Firefox 2 on Dapper

Donn donn.ingle at gmail.com
Wed Jan 17 15:20:51 UTC 2007


Okay - I get it on the whole, just a few more things, keep your cool now.
:)

> First, because you distributed the ocx controls and didn't rely on the
> users to have or install them.  
I meant that they are no different to me distributing custom-made class files 
in a wxPython app on Linux - i.e. they are integral to the app, but not to 
the O/S.

> Second, the way Windows apps search for 
> libraries benefits in this instance only in that they (these days) search
> in \Program Files\Common Files\<app or company name> then in the system
> folder.  If you look at \Program Files\Common Files\ you are likely to find
> lots of copies of the same libraries, sometimes different versions.  Before
> w2k  and this hierarchy, conflicting versions of libraries caused frequent
> windows crashes.
So, Windows has a clever way to allow apps to search for the libs they need 
while Linux has only one copy of the libs and no way for apps to look for 
others. Yeah?
<wishful thinking>
If so then I would hope that some way is found to imitate the search-for-libs 
thing Windows does, as this would mean distros can have lives > 6 to 12 
months!
</wishful thinking>

> Use /opt for totally self-contained apps like Firefox, OpenOffice, Oracle,
> etc.
Right - got ya. Thanks. I'm going to assume it's no diff to using a dir in my 
home folder. Totally enclosed either way.

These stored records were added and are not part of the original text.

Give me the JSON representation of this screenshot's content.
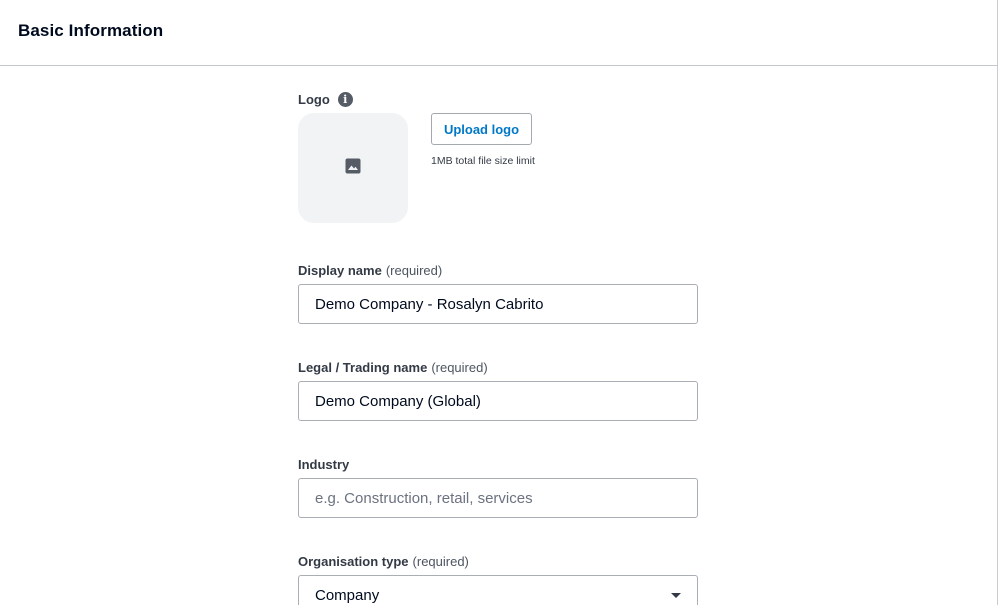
{
  "header": {
    "title": "Basic Information"
  },
  "logo": {
    "label": "Logo",
    "info_icon": "info-icon",
    "placeholder_icon": "image-icon",
    "upload_button": "Upload logo",
    "hint": "1MB total file size limit"
  },
  "fields": {
    "display_name": {
      "label": "Display name",
      "required": "(required)",
      "value": "Demo Company - Rosalyn Cabrito"
    },
    "legal_name": {
      "label": "Legal / Trading name",
      "required": "(required)",
      "value": "Demo Company (Global)"
    },
    "industry": {
      "label": "Industry",
      "placeholder": "e.g. Construction, retail, services"
    },
    "org_type": {
      "label": "Organisation type",
      "required": "(required)",
      "value": "Company",
      "icon": "caret-down-icon"
    }
  },
  "colors": {
    "accent": "#0078c8",
    "border": "#a9aeb5",
    "text": "#000a1e"
  }
}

> Use /usr/local for apps that want to use the standard locations for 
> libraries but are not native to your distro.  They should the /usr/local
> tree should resemble your /usr tree with lib, share, bin and other
> subdirectories. This keeps them from interfering with your distro.
This one has me a little confused. I confess I have never been really been 'at 
home' with /usr/local. What would the diff be between an app in /usr/local 
and one in /opt ? I mean that app can still think of /opt as it's root and 
find /opt/bin and /opt/share etc. No?